The first generation of fluorescent transgenic markers for chimaeras were randomly integrated addition transgenics with ubiquitous promoters driving expression of a fluorescent reporter, such as EGFP (enhanced green fluorescent protein) (Okabe et al. 1997; Ikawa et al. 1998; Hadjantonakis et al. 1998). Some fluorescent reporters were expressed as fusion proteins and/or targeted to different sub-cellular regions but an exhaustive review is beyond the scope of this Discussion. A significant limitation of this type of fluorescent marker is that expression often varies among tissues and some tissues may show mosaic expression (MacKay et al. 2005; Ohtsuka et al. 2012). Furthermore, the expression level or the frequency of transgene-expressing cells may decline with time or after changing the genetic background (Brazelton and Blau 2005). The problem of mosaicism, associated with the expression of randomly integrated fluorescent marker transgenes, has been overcome recently by production of fluorescent transgenes targeted to the endogenous Rosa26 locus and strains with widespread and uniform expression have now been described which fulfil most of the criteria in Table 1 (Ohtsuka et al. 2010, 2012).
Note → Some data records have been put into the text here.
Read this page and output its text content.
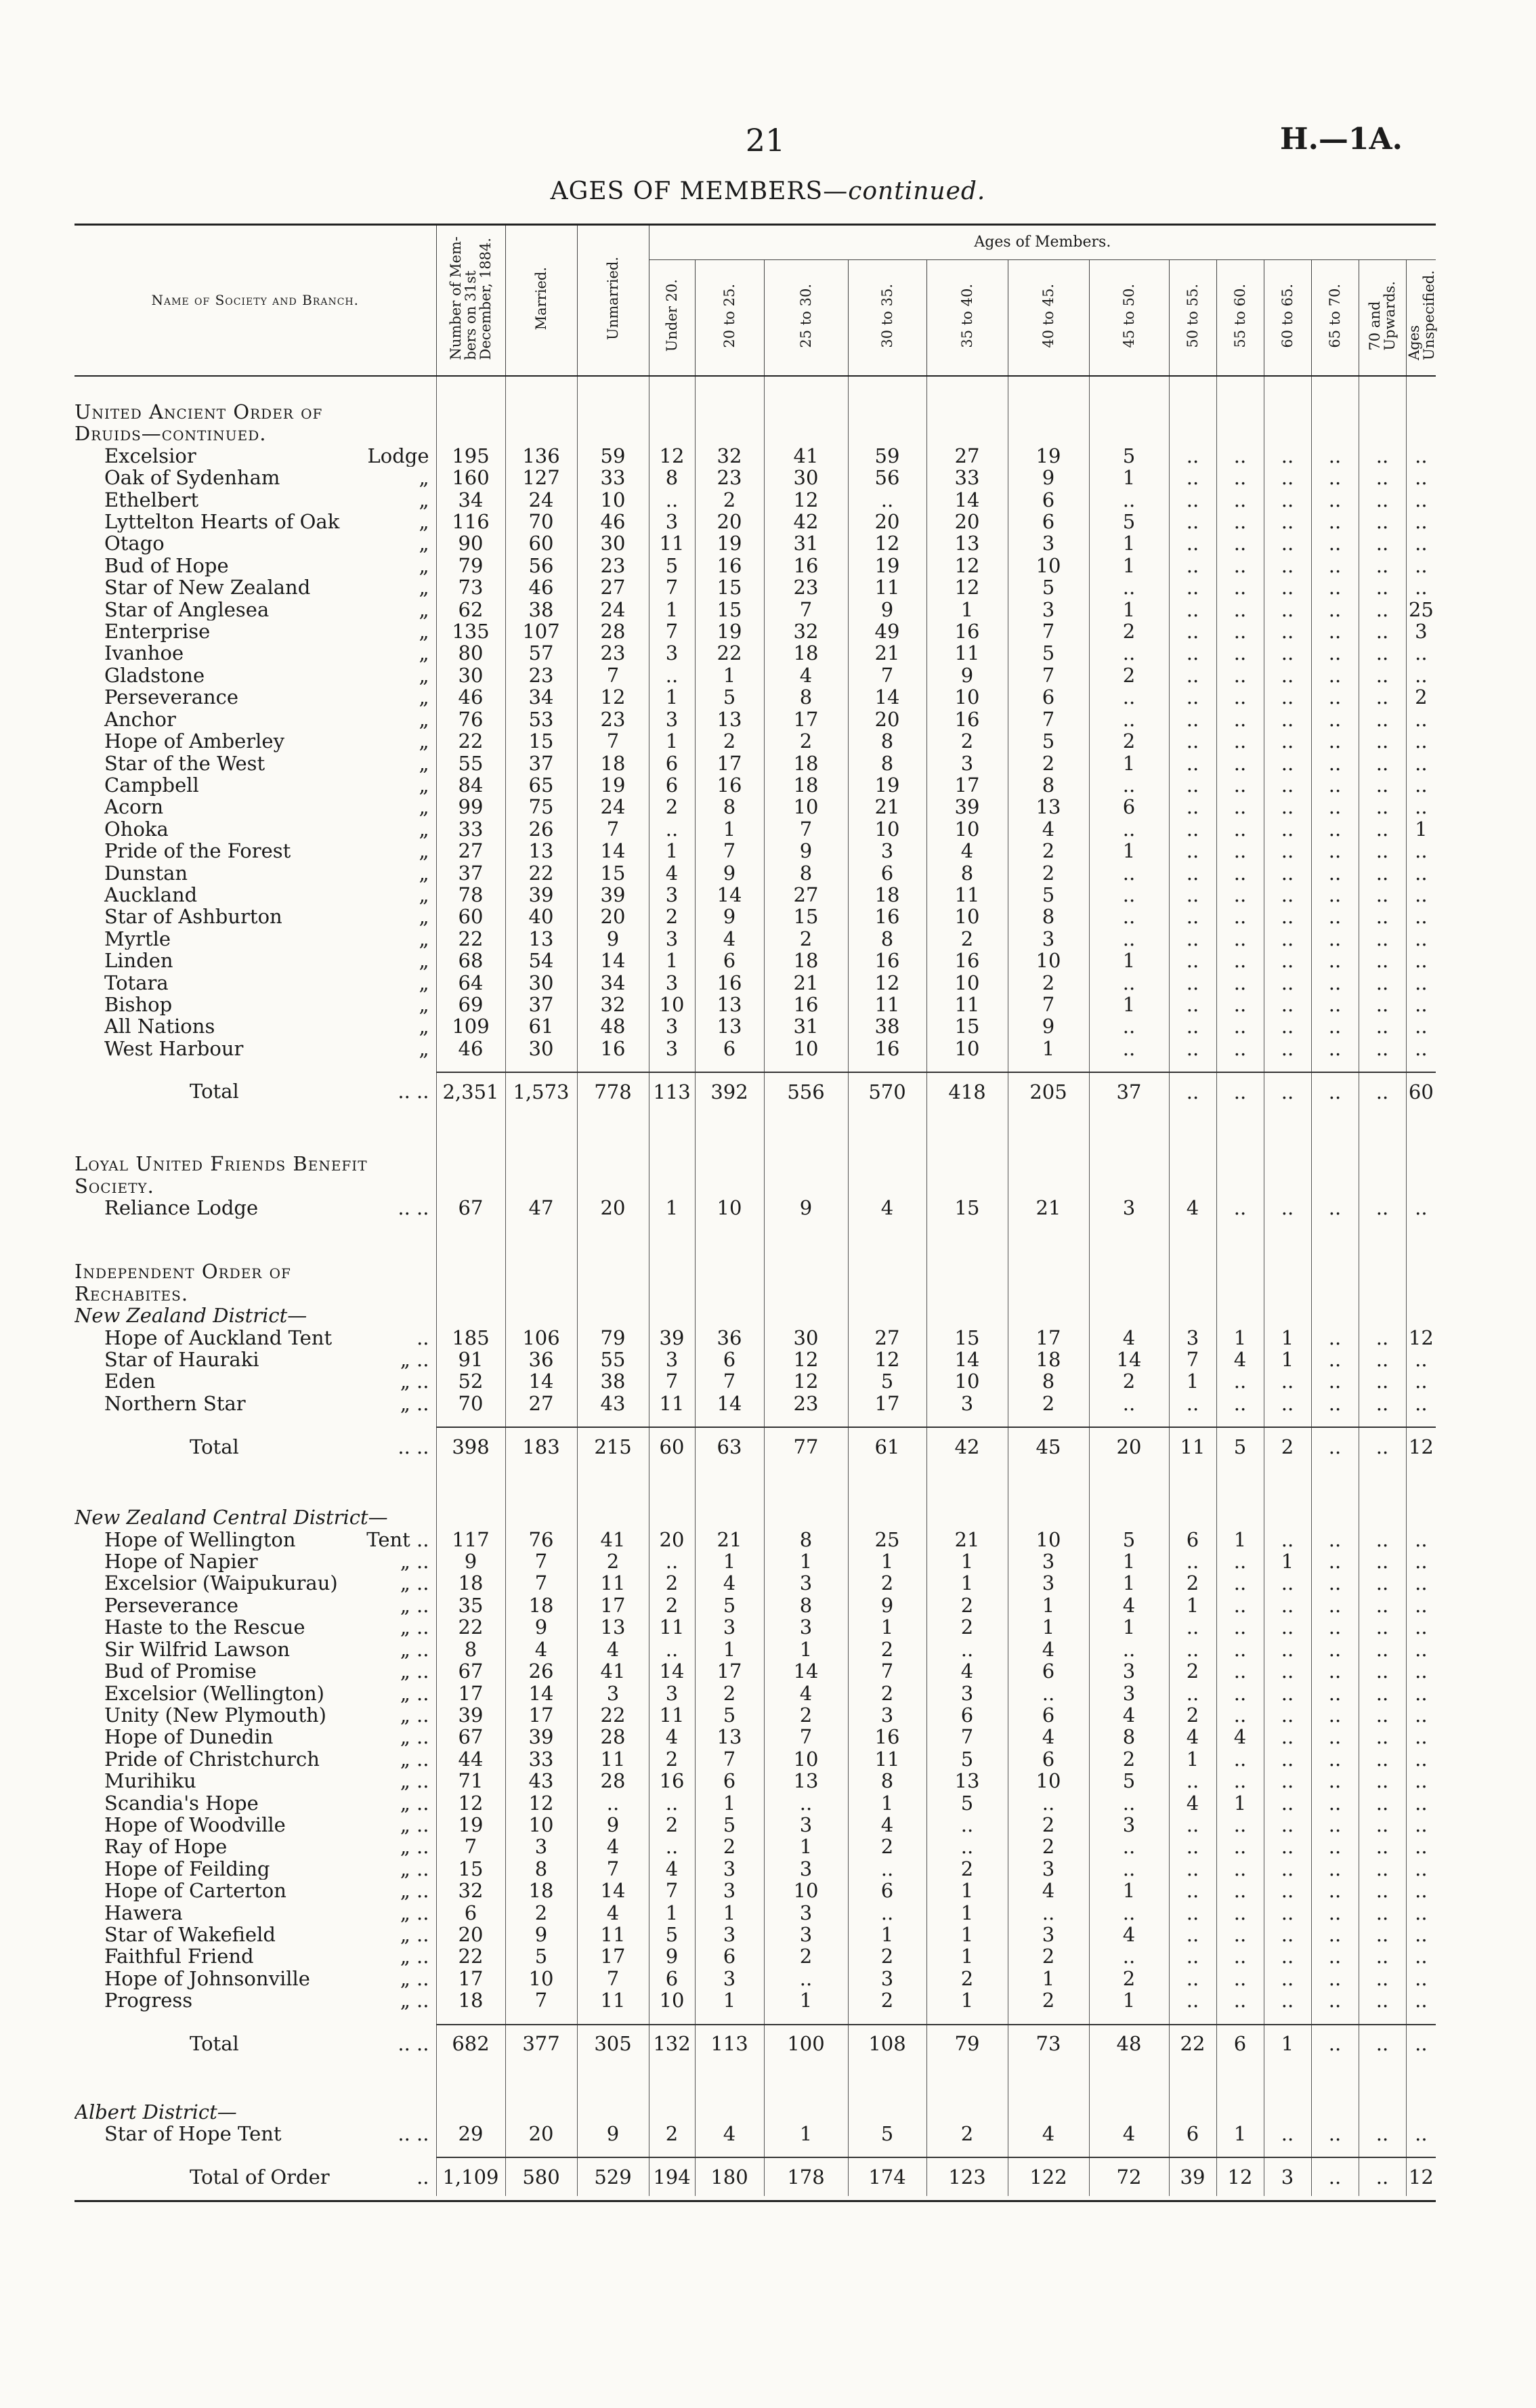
21	H.—1A.
AGES OF MEMBERS—continued.
Name of Society and Branch.	Number of Mem-
bers on 31st
December, 1884.	Married.	Unmarried.	Ages of Members.												
				Under 20.	20 to 25.	25 to 30.	30 to 35.	35 to 40.	40 to 45.	45 to 50.	50 to 55.	55 to 60.	60 to 65.	65 to 70.	70 and
Upwards.	Ages
Unspecified.

United Ancient Order of																
Druids—continued.																

Excelsior Lodge	195	136	59	12	32	41	59	27	19	5	..	..	..	..	..	..

Oak of Sydenham „	160	127	33	8	23	30	56	33	9	1	..	..	..	..	..	..

Ethelbert „	34	24	10	..	2	12	..	14	6	..	..	..	..	..	..	..

Lyttelton Hearts of Oak „	116	70	46	3	20	42	20	20	6	5	..	..	..	..	..	..

Otago „	90	60	30	11	19	31	12	13	3	1	..	..	..	..	..	..

Bud of Hope „	79	56	23	5	16	16	19	12	10	1	..	..	..	..	..	..

Star of New Zealand „	73	46	27	7	15	23	11	12	5	..	..	..	..	..	..	..

Star of Anglesea „	62	38	24	1	15	7	9	1	3	1	..	..	..	..	..	25

Enterprise „	135	107	28	7	19	32	49	16	7	2	..	..	..	..	..	3

Ivanhoe „	80	57	23	3	22	18	21	11	5	..	..	..	..	..	..	..

Gladstone „	30	23	7	..	1	4	7	9	7	2	..	..	..	..	..	..

Perseverance „	46	34	12	1	5	8	14	10	6	..	..	..	..	..	..	2

Anchor „	76	53	23	3	13	17	20	16	7	..	..	..	..	..	..	..

Hope of Amberley „	22	15	7	1	2	2	8	2	5	2	..	..	..	..	..	..

Star of the West „	55	37	18	6	17	18	8	3	2	1	..	..	..	..	..	..

Campbell „	84	65	19	6	16	18	19	17	8	..	..	..	..	..	..	..

Acorn „	99	75	24	2	8	10	21	39	13	6	..	..	..	..	..	..

Ohoka „	33	26	7	..	1	7	10	10	4	..	..	..	..	..	..	1

Pride of the Forest „	27	13	14	1	7	9	3	4	2	1	..	..	..	..	..	..

Dunstan „	37	22	15	4	9	8	6	8	2	..	..	..	..	..	..	..

Auckland „	78	39	39	3	14	27	18	11	5	..	..	..	..	..	..	..

Star of Ashburton „	60	40	20	2	9	15	16	10	8	..	..	..	..	..	..	..

Myrtle „	22	13	9	3	4	2	8	2	3	..	..	..	..	..	..	..

Linden „	68	54	14	1	6	18	16	16	10	1	..	..	..	..	..	..

Totara „	64	30	34	3	16	21	12	10	2	..	..	..	..	..	..	..

Bishop „	69	37	32	10	13	16	11	11	7	1	..	..	..	..	..	..

All Nations „	109	61	48	3	13	31	38	15	9	..	..	..	..	..	..	..

West Harbour „	46	30	16	3	6	10	16	10	1	..	..	..	..	..	..	..

Total .. ..	2,351	1,573	778	113	392	556	570	418	205	37	..	..	..	..	..	60

Loyal United Friends Benefit																
Society.																

Reliance Lodge .. ..	67	47	20	1	10	9	4	15	21	3	4	..	..	..	..	..

Independent Order of																
Rechabites.																
New Zealand District—																

Hope of Auckland Tent ..	185	106	79	39	36	30	27	15	17	4	3	1	1	..	..	12

Star of Hauraki „ ..	91	36	55	3	6	12	12	14	18	14	7	4	1	..	..	..

Eden „ ..	52	14	38	7	7	12	5	10	8	2	1	..	..	..	..	..

Northern Star „ ..	70	27	43	11	14	23	17	3	2	..	..	..	..	..	..	..

Total .. ..	398	183	215	60	63	77	61	42	45	20	11	5	2	..	..	12

New Zealand Central District—																

Hope of Wellington Tent ..	117	76	41	20	21	8	25	21	10	5	6	1	..	..	..	..

Hope of Napier „ ..	9	7	2	..	1	1	1	1	3	1	..	..	1	..	..	..

Excelsior (Waipukurau) „ ..	18	7	11	2	4	3	2	1	3	1	2	..	..	..	..	..

Perseverance „ ..	35	18	17	2	5	8	9	2	1	4	1	..	..	..	..	..

Haste to the Rescue „ ..	22	9	13	11	3	3	1	2	1	1	..	..	..	..	..	..

Sir Wilfrid Lawson „ ..	8	4	4	..	1	1	2	..	4	..	..	..	..	..	..	..

Bud of Promise „ ..	67	26	41	14	17	14	7	4	6	3	2	..	..	..	..	..

Excelsior (Wellington) „ ..	17	14	3	3	2	4	2	3	..	3	..	..	..	..	..	..

Unity (New Plymouth) „ ..	39	17	22	11	5	2	3	6	6	4	2	..	..	..	..	..

Hope of Dunedin „ ..	67	39	28	4	13	7	16	7	4	8	4	4	..	..	..	..

Pride of Christchurch „ ..	44	33	11	2	7	10	11	5	6	2	1	..	..	..	..	..

Murihiku „ ..	71	43	28	16	6	13	8	13	10	5	..	..	..	..	..	..

Scandia's Hope „ ..	12	12	..	..	1	..	1	5	..	..	4	1	..	..	..	..

Hope of Woodville „ ..	19	10	9	2	5	3	4	..	2	3	..	..	..	..	..	..

Ray of Hope „ ..	7	3	4	..	2	1	2	..	2	..	..	..	..	..	..	..

Hope of Feilding „ ..	15	8	7	4	3	3	..	2	3	..	..	..	..	..	..	..

Hope of Carterton „ ..	32	18	14	7	3	10	6	1	4	1	..	..	..	..	..	..

Hawera „ ..	6	2	4	1	1	3	..	1	..	..	..	..	..	..	..	..

Star of Wakefield „ ..	20	9	11	5	3	3	1	1	3	4	..	..	..	..	..	..

Faithful Friend „ ..	22	5	17	9	6	2	2	1	2	..	..	..	..	..	..	..

Hope of Johnsonville „ ..	17	10	7	6	3	..	3	2	1	2	..	..	..	..	..	..

Progress „ ..	18	7	11	10	1	1	2	1	2	1	..	..	..	..	..	..

Total .. ..	682	377	305	132	113	100	108	79	73	48	22	6	1	..	..	..

Albert District—																

Star of Hope Tent .. ..	29	20	9	2	4	1	5	2	4	4	6	1	..	..	..	..

Total of Order ..	1,109	580	529	194	180	178	174	123	122	72	39	12	3	..	..	12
The unique advantage of fluorescent markers is that they are detectable in living cells by direct fluorescence microscopy, so are particularly suitable for preimplantation stage chimaeras (Hadjantonakis et al. 1998; MacKay and West 2005; Ohtsuka et al. 2012). Fluorescent imaging of chimaeric tissue sections also provides good spatial information (MacKay et al. 2005; Eberhard and Jockusch 2010; Ohtsuka et al. 2012; Ryu et al. 2013). It is also possible to label both cell populations in a chimaera with different coloured fluorescent markers (Kwiatkowski et al. 2009; Ohtsuka et al. 2012; Ryu et al. 2013) or produce chimeras with more than two labelled cell populations, using multiple fluorescent markers (Ueno and Weissman 2006; Ohtsuka et al. 2012). Many naturally fluorescent markers can also be detected by immunofluorescence, which may improve the sensitivity, or immunohistochemistry, which can be combined with standard histology for better resolution of the non-fluorescent tissue architecture and a more permanent endpoint that permits archiving slides for future data mining. A ubiquitous fluorescent marker that is detectable by direct fluorescence and immunofluorescence or immunohistochemistry is, therefore, the most versatile of those currently available.
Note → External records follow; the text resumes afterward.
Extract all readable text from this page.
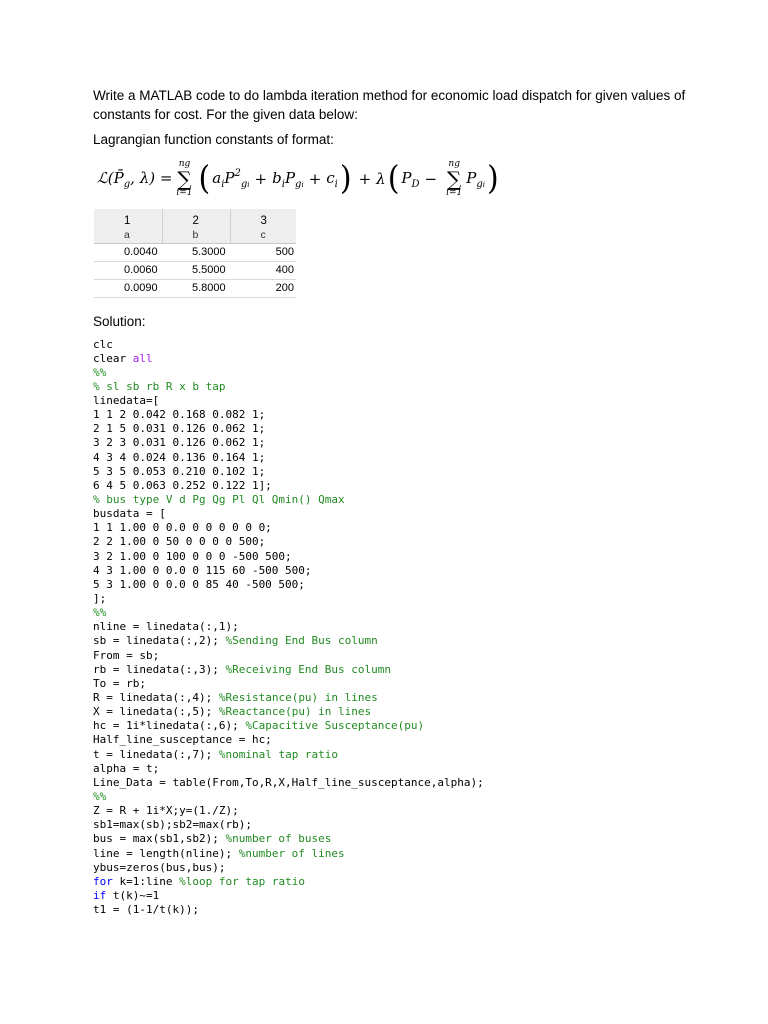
Write a MATLAB code to do lambda iteration method for economic load dispatch for given values of constants for cost. For the given data below:

Lagrangian function constants of format:

$ℒ(P̄_g$, λ) =
ng
∑
i=1 ( $a_iP^2_{gi} + b_iP_{gi} + c_i$ ) + λ ( $P_D$ −
ng
∑
i=1
$P_{gi}$ )
1	2	3
a	b	c
0.0040	5.3000	500
0.0060	5.5000	400
0.0090	5.8000	200

Solution:

clc
clear all
%%
% sl sb rb R x b tap
linedata=[
1 1 2 0.042 0.168 0.082 1;
2 1 5 0.031 0.126 0.062 1;
3 2 3 0.031 0.126 0.062 1;
4 3 4 0.024 0.136 0.164 1;
5 3 5 0.053 0.210 0.102 1;
6 4 5 0.063 0.252 0.122 1];
% bus type V d Pg Qg Pl Ql Qmin() Qmax
busdata = [
1 1 1.00 0 0.0 0 0 0 0 0 0;
2 2 1.00 0 50 0 0 0 0 500;
3 2 1.00 0 100 0 0 0 -500 500;
4 3 1.00 0 0.0 0 115 60 -500 500;
5 3 1.00 0 0.0 0 85 40 -500 500;
];
%%
nline = linedata(:,1);
sb = linedata(:,2); %Sending End Bus column
From = sb;
rb = linedata(:,3); %Receiving End Bus column
To = rb;
R = linedata(:,4); %Resistance(pu) in lines
X = linedata(:,5); %Reactance(pu) in lines
hc = 1i*linedata(:,6); %Capacitive Susceptance(pu)
Half_line_susceptance = hc;
t = linedata(:,7); %nominal tap ratio
alpha = t;
Line_Data = table(From,To,R,X,Half_line_susceptance,alpha);
%%
Z = R + 1i*X;y=(1./Z);
sb1=max(sb);sb2=max(rb);
bus = max(sb1,sb2); %number of buses
line = length(nline); %number of lines
ybus=zeros(bus,bus);
for k=1:line %loop for tap ratio
if t(k)~=1
t1 = (1-1/t(k));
There is some information about effects of fluorescent marker transgenes on viability. For example, it has been suggested that high intracellular GFP levels may compromise normal physiology (Brazelton and Blau 2005). Also, the DsRed1 marker is toxic (Hadjantonakis et al. 2002) but variants DsRed.T3 (Vintersten et al. 2004) and DsRed2 (Ohtsuka et al. 2012; Ryu et al. 2013) are not. Most mice homozygous for Rosa26 knock-in of CAG-tdTomato die by 4 weeks (Ohtsuka et al. 2012), TgTP6.3tauGFP ^+/+ homozygotes, expressing tauGFP fusion protein, are not viable and TgTP6.3tauGFP ^+/− hemizygotes are small (MacKay et al. 2005). Nevertheless, contributions of TgTP6.3tauGFP ^+/− cells to fetal TgTP6.3tauGFP ^+/−↔WT chimaeras, using balanced and unbalanced strain combinations, suggested that the hemizygous cells were quantitatively developmentally neutral (MacKay et al. 2005). Where distributions of cells, expressing various fluorescent chimaera markers, have been compared to patterns produced with other chimaera markers, they appear similar (MacKay et al. 2005; Ohtsuka et al. 2012). However, the extent of cell selection and cell mixing in chimaeras, marked with fluorescent markers, have rarely been studied quantitatively or compared to other chimaeras, using independent markers so there is little information about developmental neutrality.

Conclusions

We analysed chimaeras carrying the multi-copy Tg marker to develop objective criteria for testing whether a marker is developmentally neutral. We have suggested how this approach could be simplified and incorporated into a 5-step procedure to evaluate other chimaera markers using 14 criteria. Our review of chimaera markers implies that the fluorescent transgenes driven by the endogenous Rosa26 locus (Ohtsuka et al. 2012) fulfil more of our criteria than the other markers that we considered and if they prove to be developmentally neutral they would fulfil all our marker criteria.